Neuerkerode é uma vila localizada na Baixa Saxônia, na Alemanha, muito singular. Já nasceu diferente: em 1868, foi fundada pelo pastor evangélico Gustav Stutzer, pelo médico Oswald Berkhan e pela filha de um banqueiro, Luise Löbbecke, para abrigar crianças com algum tipo de deficiência — física ou mental. Hoje, 1,3 mil pessoas vivem e trabalham lá, sendo 800 com deficiência.
O cotidiano delas, ainda que de forma ficcional, está retratado em uma comovente história em quadrinhos lançada há pouco tempo no Brasil. Escrita e desenhada por Mikael Ross, Aprendendo a Cair (editora Nemo, tradução de Renata Silveira, 128 páginas, R$ 59,90) ganhou o principal prêmio da área na Alemanha, o Max und Moritz.
A HQ foi produzida para comemorar os 150 anos da Fundação Evangélica Neuerkerode — o autor passou dois anos imerso na vila, considerada um símbolo de inclusão social. Seus personagens são ficcionais e ilustrados com traços caricaturais, mas é possível enxergar o amor a que se refere Rüdiger Becker, diretor da entidade, em um texto de apoio à obra:
— É claro que às vezes as coisas ficam muito intensas, pois os sentimentos desempenham um papel importante aqui. O amor toca a todos em Neuerkerode de forma arrebatadora, fazendo com que se sintam preciosos, únicos e amados.
O protagonista é Noel, um jovem ou adolescente — a idade nunca é definida — com atraso mental e bastante apegado à mãe, com quem assa marshmallows na sacada de seu apartamento e aguarda, ansiosamente, pelo show que a banda de rock australiana AC/DC vai fazer em Berlim. Certa noite, porém, a mãe sofre um acidente, e Noel acaba sozinho.

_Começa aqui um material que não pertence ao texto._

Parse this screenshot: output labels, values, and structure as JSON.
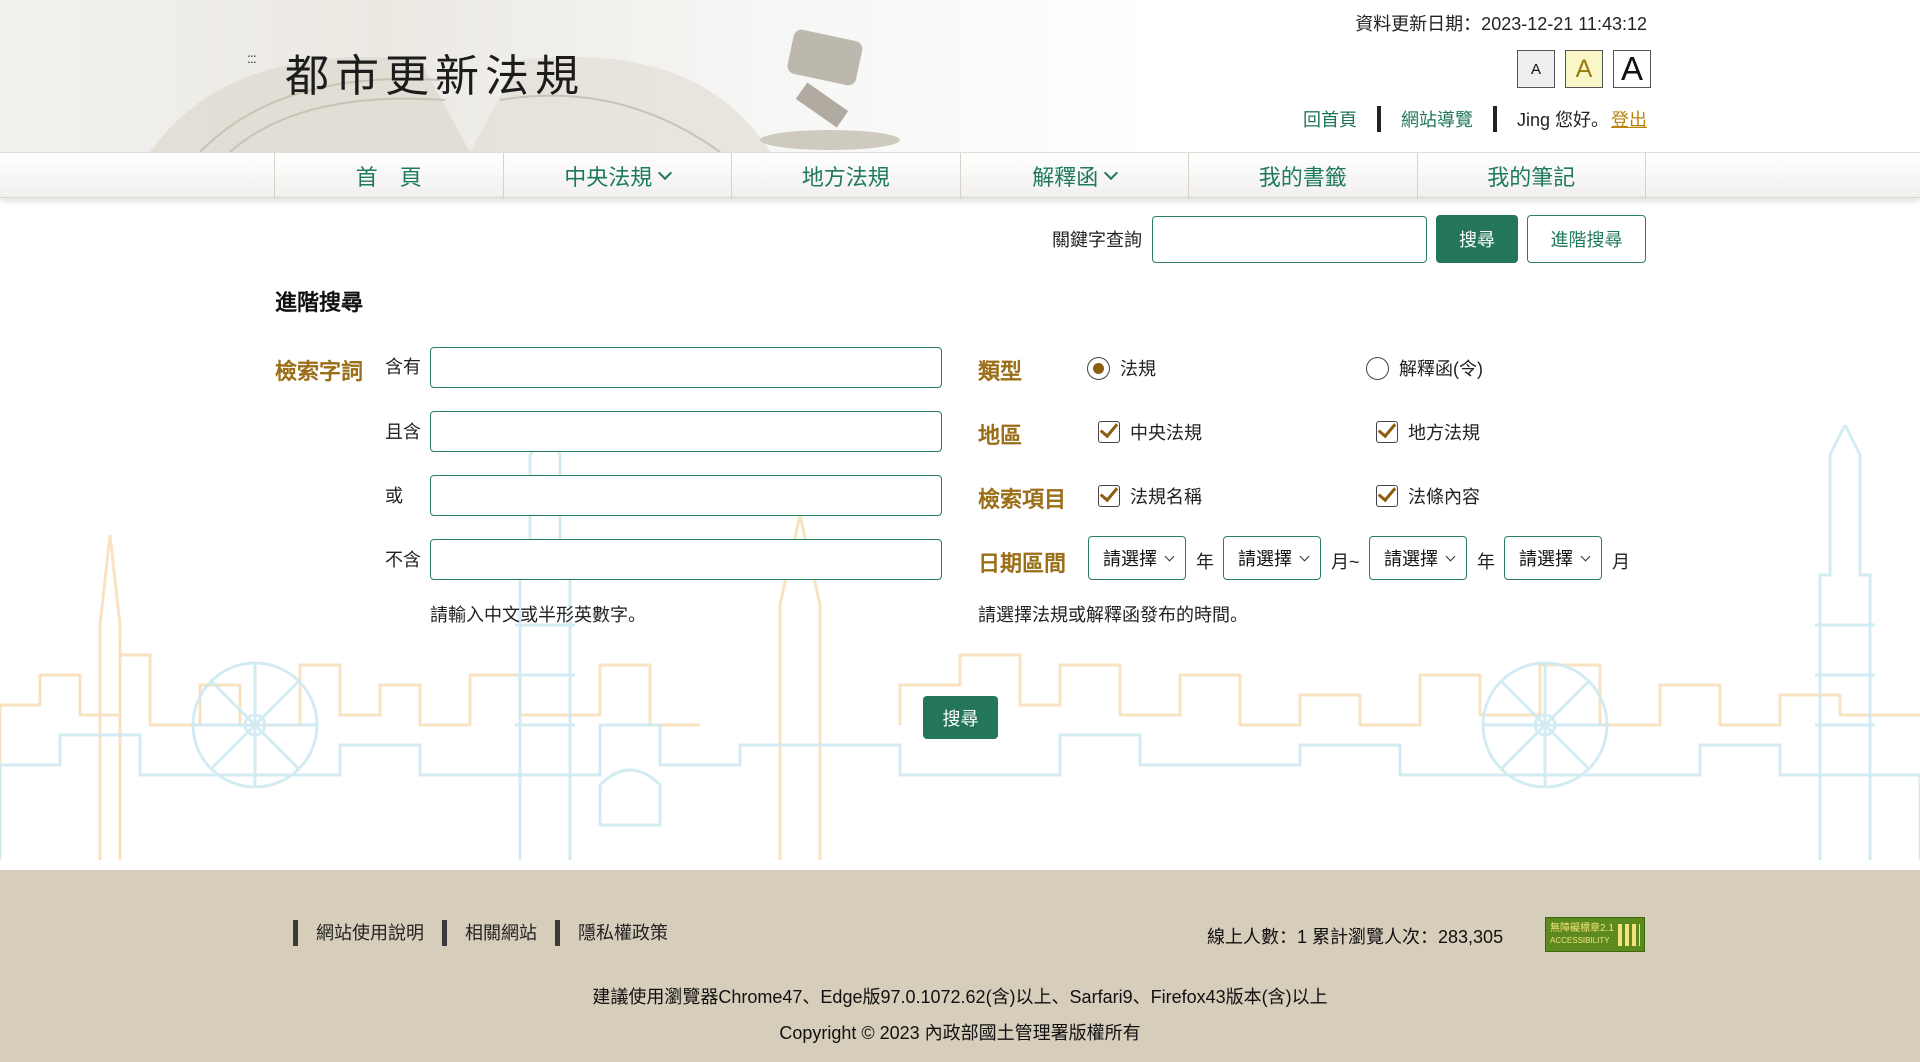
{
  "header": {
    "accessibility_key": ":::",
    "site_title": "都市更新法規",
    "update_date": "資料更新日期：2023-12-21 11:43:12",
    "font_sizes": [
      "A",
      "A",
      "A"
    ],
    "links": {
      "home": "回首頁",
      "sitemap": "網站導覽",
      "greeting": "Jing 您好。",
      "logout": "登出"
    }
  },
  "nav": {
    "items": [
      {
        "label": "首　頁",
        "has_dropdown": false
      },
      {
        "label": "中央法規",
        "has_dropdown": true
      },
      {
        "label": "地方法規",
        "has_dropdown": false
      },
      {
        "label": "解釋函",
        "has_dropdown": true
      },
      {
        "label": "我的書籤",
        "has_dropdown": false
      },
      {
        "label": "我的筆記",
        "has_dropdown": false
      }
    ]
  },
  "quick_search": {
    "label": "關鍵字查詢",
    "input_value": "",
    "search_button": "搜尋",
    "advanced_button": "進階搜尋"
  },
  "advanced": {
    "title": "進階搜尋",
    "terms_label": "檢索字詞",
    "include": "含有",
    "and_include": "且含",
    "or": "或",
    "exclude": "不含",
    "include_value": "",
    "and_include_value": "",
    "or_value": "",
    "exclude_value": "",
    "terms_hint": "請輸入中文或半形英數字。",
    "type_label": "類型",
    "type_options": [
      "法規",
      "解釋函(令)"
    ],
    "type_selected": "法規",
    "region_label": "地區",
    "region_options": [
      "中央法規",
      "地方法規"
    ],
    "region_checked": [
      true,
      true
    ],
    "scope_label": "檢索項目",
    "scope_options": [
      "法規名稱",
      "法條內容"
    ],
    "scope_checked": [
      true,
      true
    ],
    "date_label": "日期區間",
    "select_placeholder": "請選擇",
    "unit_year": "年",
    "unit_month_to": "月~",
    "unit_month": "月",
    "date_hint": "請選擇法規或解釋函發布的時間。",
    "search_button": "搜尋"
  },
  "footer": {
    "links": [
      "網站使用說明",
      "相關網站",
      "隱私權政策"
    ],
    "visitors": "線上人數：1  累計瀏覽人次：283,305",
    "badge_line1": "無障礙標章2.1",
    "badge_line2": "ACCESSIBILITY",
    "browser_note": "建議使用瀏覽器Chrome47、Edge版97.0.1072.62(含)以上、Sarfari9、Firefox43版本(含)以上",
    "copyright": "Copyright © 2023 內政部國土管理署版權所有"
  },
  "colors": {
    "accent_green": "#23765b",
    "label_gold": "#9b6e18",
    "footer_bg": "#d6cdbb"
  }
}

Seu destino é Neuerkerode, onde irá conhecer pessoas em situação mais ou menos semelhante. Há, por exemplo, Valentin, habilidoso com números, nomes e datas, mas despreparado para o convívio social e para qualquer forma de fuga do que havia sido planejado, como o horário de ir embora. Há Penelope, a quem Noel elege como sua princesa sem se dar conta de que quem gosta mesmo dele é a epiléptica e aparentemente bipolar Alice.
Mikael Ross narra a história sob a perspectiva por vezes fantasiosa de Noel. Aos poucos, o personagem vai aprendendo sobre o local, que não passou incólume pelos horrores do nazismo, e sobre como lidar com a ausência e o luto. Vai, também, aprendendo a cair — uma lição das aulas de judô válida para todos nós.